The Good Thief (3)

 Copyright © 2003 by Tony Medley

 

  I have come to respect Nick Nolte’s abilities as an actor.  The Nick Nolte that appears in The Good Thief, however, is not the same Nick Nolte I admired.  Here he mumbles his way about as if he were doing a pale imitation of Marlon Brando, circa 1951.  I kept expecting him to rip his shirt and yell, “STELLA!”

 The first hour of this remake of the 1955 French Noir Bob le Flambeur is so slow and dark it’s soporific.  After about 20 minutes I bought a cup of coffee to induce wakefulness.  When that didn’t work I resorted to a chocolate bar.  The first hour is where the film should develop characters and explain who they are and why they’re there.  Alas, Director Neil Jordan apparently didn’t feel that was important enough because, although characters are introduced, it’s hell trying to figure out who’s who and why.  And the cinematography is what I call pretentious avant-garde.  You’ve gotta see it to believe it.

 Bob Montagnet (Nolte) is a drugged-up gambler who puts together a crew to rob a casino.  There’s a young Russian girl, Anne (Nutsa Kukhianidze) he saves from a pimp, a cop who’s chasing him for some reason, and a bunch of other guys who are either good guys or bad guys (who knows?  Who cares?).  Nothing’s ever explained.  Why it takes an hour to set this up is mystifying.  OK, they’re going to rob the casino.  How long did it take to say that?  A lot less than one hour, I can tell you.  That’s why you better take some sort of stimulant if you want to survive the first hour…because NOTHING HAPPENS! 

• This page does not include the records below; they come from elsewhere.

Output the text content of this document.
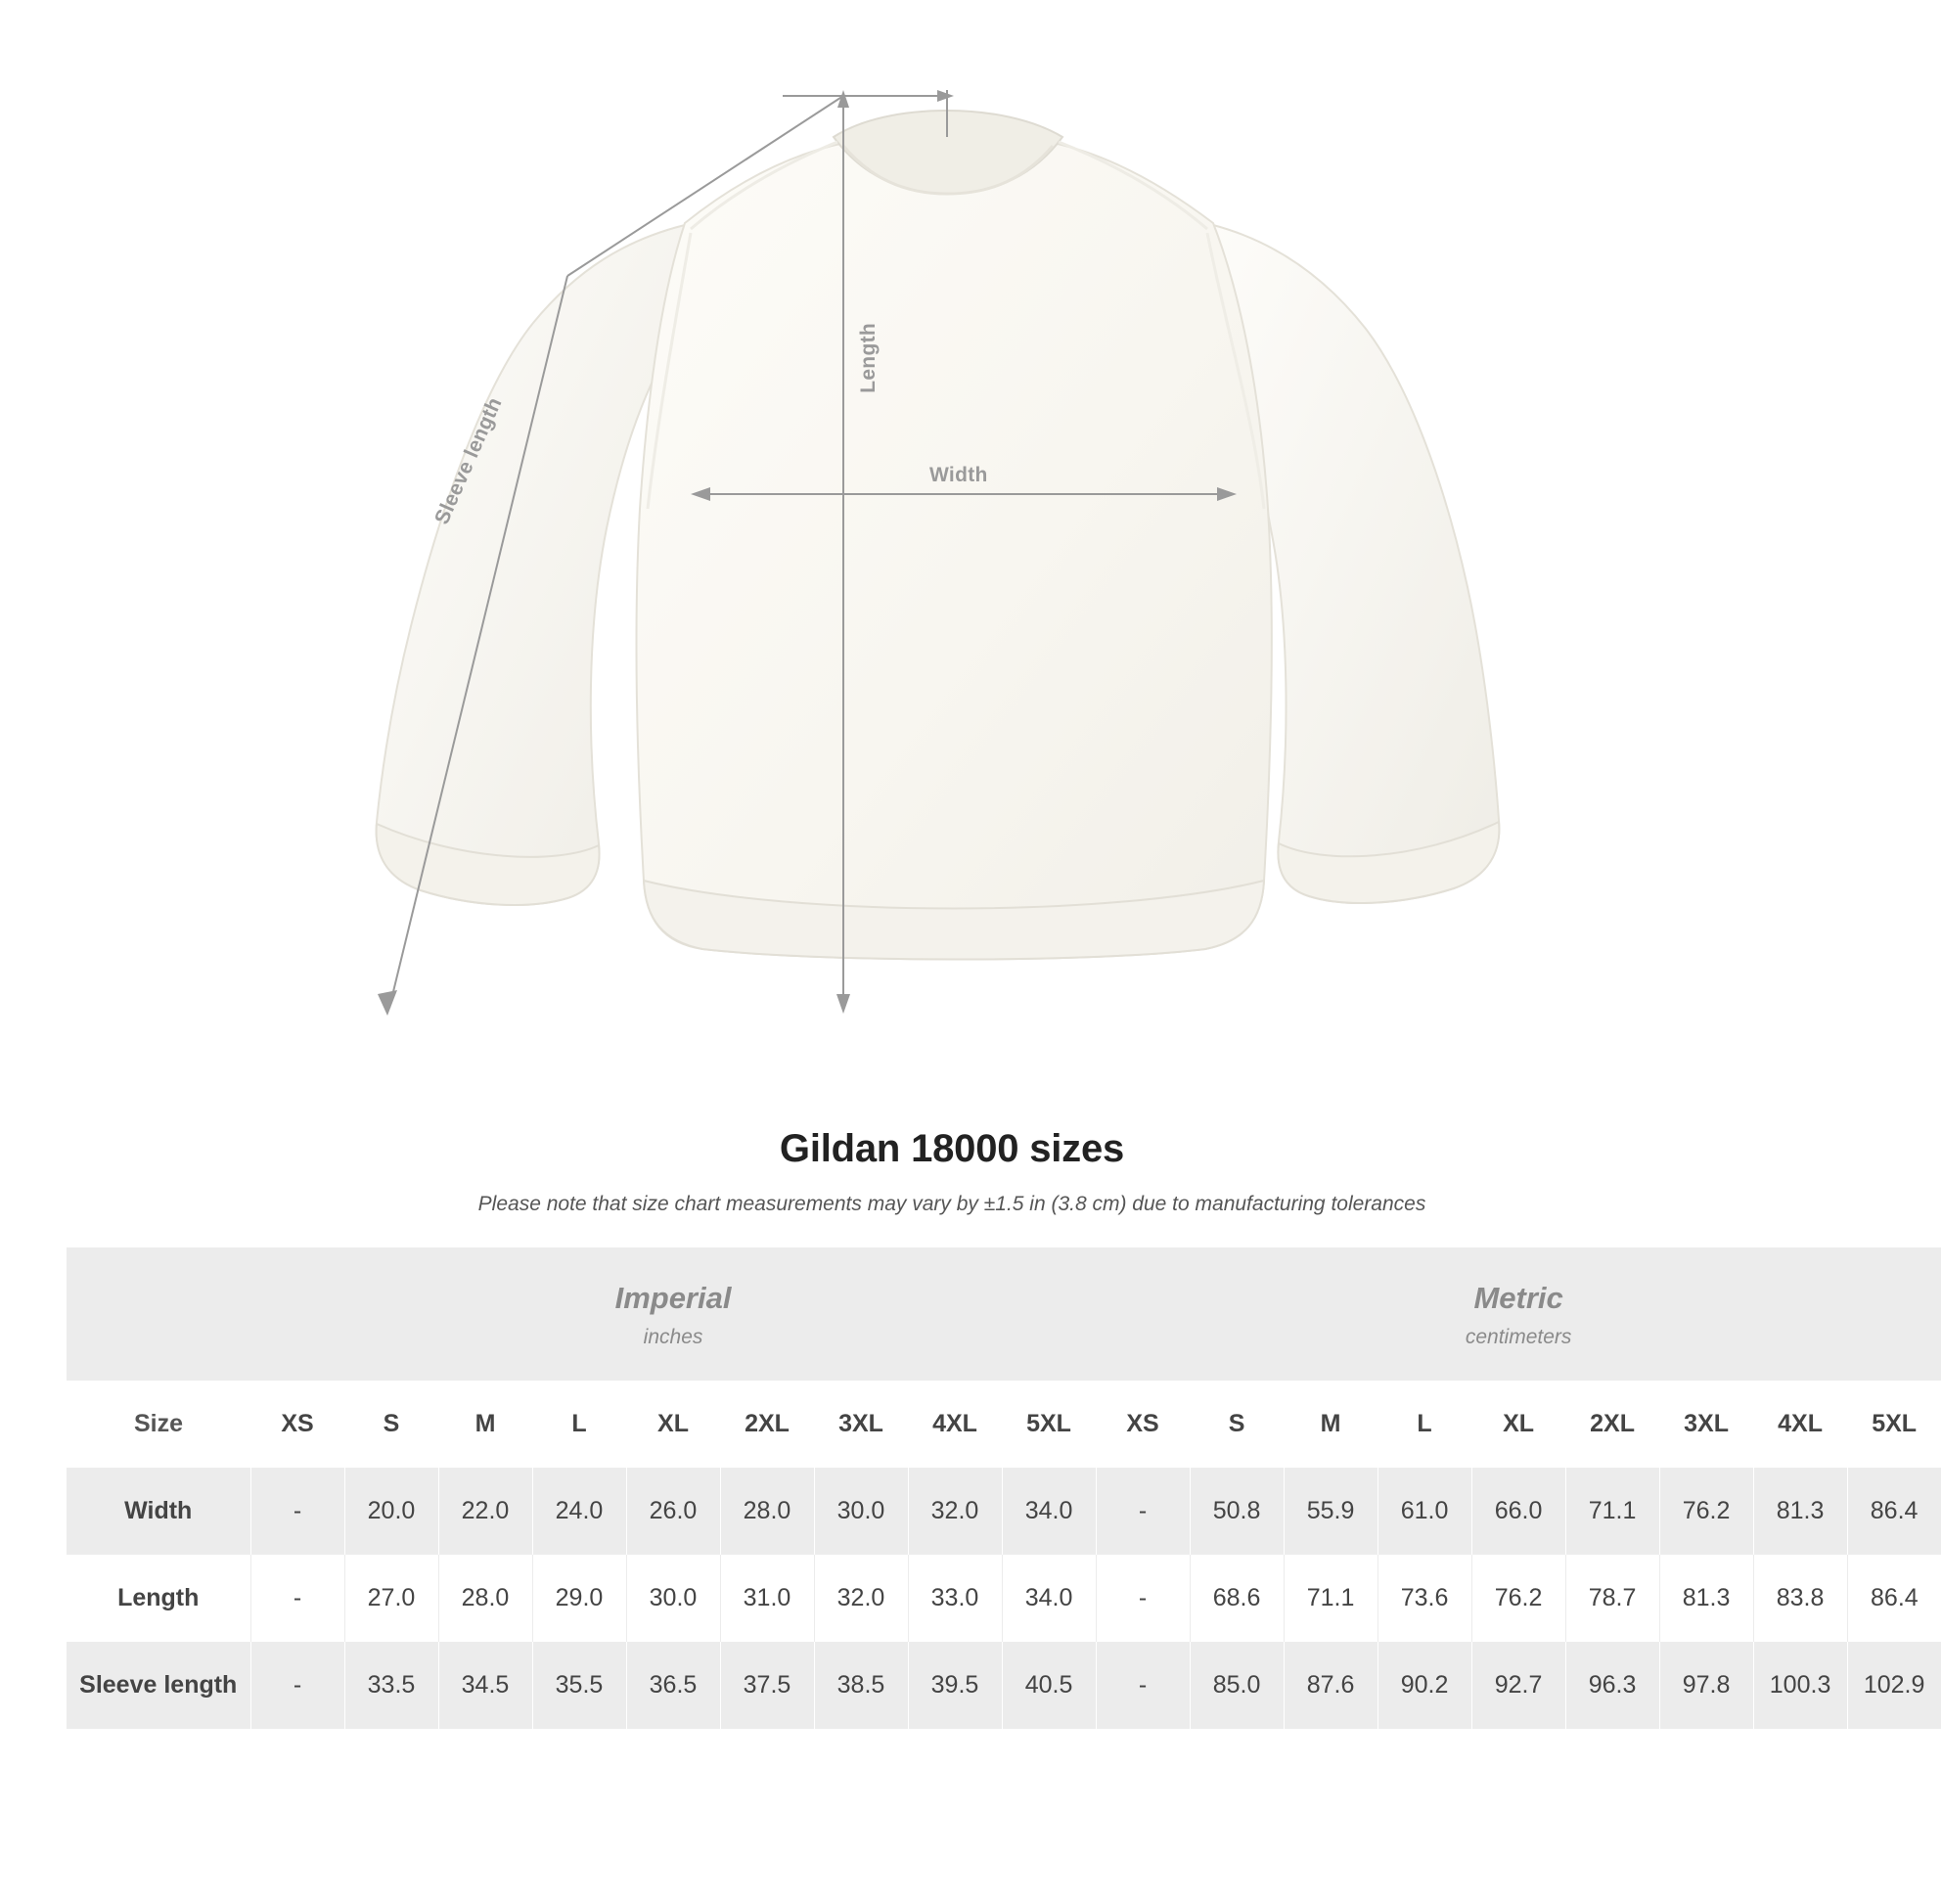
Width
Length
Sleeve length
Gildan 18000 sizes
Please note that size chart measurements may vary by ±1.5 in (3.8 cm) due to manufacturing tolerances

	Imperial
inches									Metric
centimeters								

Size	XS	S	M	L	XL	2XL	3XL	4XL	5XL	XS	S	M	L	XL	2XL	3XL	4XL	5XL
Width	-	20.0	22.0	24.0	26.0	28.0	30.0	32.0	34.0	-	50.8	55.9	61.0	66.0	71.1	76.2	81.3	86.4
Length	-	27.0	28.0	29.0	30.0	31.0	32.0	33.0	34.0	-	68.6	71.1	73.6	76.2	78.7	81.3	83.8	86.4
Sleeve length	-	33.5	34.5	35.5	36.5	37.5	38.5	39.5	40.5	-	85.0	87.6	90.2	92.7	96.3	97.8	100.3	102.9
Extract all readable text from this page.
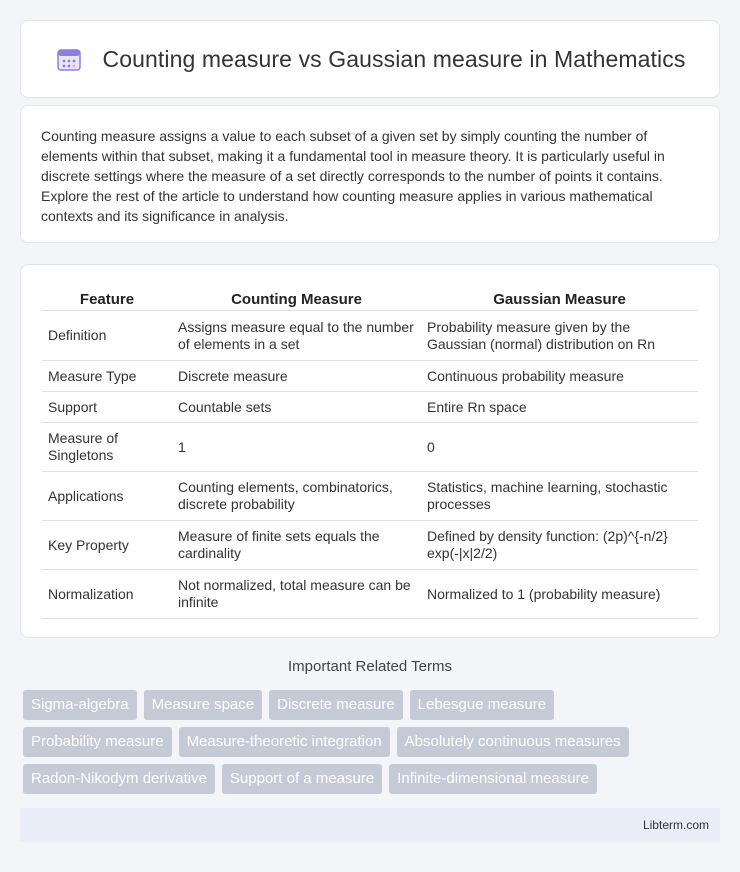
Counting measure vs Gaussian measure in Mathematics

Counting measure assigns a value to each subset of a given set by simply counting the number of elements within that subset, making it a fundamental tool in measure theory. It is particularly useful in discrete settings where the measure of a set directly corresponds to the number of points it contains. Explore the rest of the article to understand how counting measure applies in various mathematical contexts and its significance in analysis.

Feature	Counting Measure	Gaussian Measure
Definition	Assigns measure equal to the number of elements in a set	Probability measure given by the Gaussian (normal) distribution on Rn
Measure Type	Discrete measure	Continuous probability measure
Support	Countable sets	Entire Rn space
Measure of Singletons	1	0
Applications	Counting elements, combinatorics, discrete probability	Statistics, machine learning, stochastic processes
Key Property	Measure of finite sets equals the cardinality	Defined by density function: (2p)^{-n/2} exp(-|x|2/2)
Normalization	Not normalized, total measure can be infinite	Normalized to 1 (probability measure)
Important Related Terms
Sigma-algebra	Measure space	Discrete measure	Lebesgue measure
Probability measure	Measure-theoretic integration	Absolutely continuous measures
Radon-Nikodym derivative	Support of a measure	Infinite-dimensional measure
Libterm.com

 Oh, wait, one thing does happen.  One of the most derivatively drivel scenes Hollywood puts in virtually every film about a drug addict.  Bob’s a drug addict, right?  So he has to clean up to rob the casino, right?  So guess what he does.  I’m sure you’re way ahead of me.  He takes his Russian girl friend to his apartment, handcuffs himself to the bed, throws the key on the floor, and tells her not to give him the key when he asks for it!  Gee, that’s originality for you.  Naturally, a few scenes later he’s sweating and thrashing and asks for the key and she won’t give it to him.  Cut to three and a half days later and he’s clean (and never again tempted, nor are drugs ever again mentioned).  Hollywood can always cure an addict with a pair of handcuffs, a bed, a compatriot to deny him the key, and three and a half days.  My only question is how did he go to the bathroom?

 This ends with one of those absurd poker games Hollywood loves.  You know, the ones where every hand has a full house beating a flush.  And this isn’t really poker, it’s just five card showdown with no betting after the initial bet and no drawing, so the odds against getting even one good hand in an evening are huge.  In a game like this, a Queen high hand will probably win most of the time. But we never see a hand worse than two of a kind!

All the while Nolte’s mumbling stuff you really have to strain to hear.  My advice?  Don’t strain.  When you walk out of the theater, you’re going to be saying to your companion, “how did that happen?”  But you really won’t care.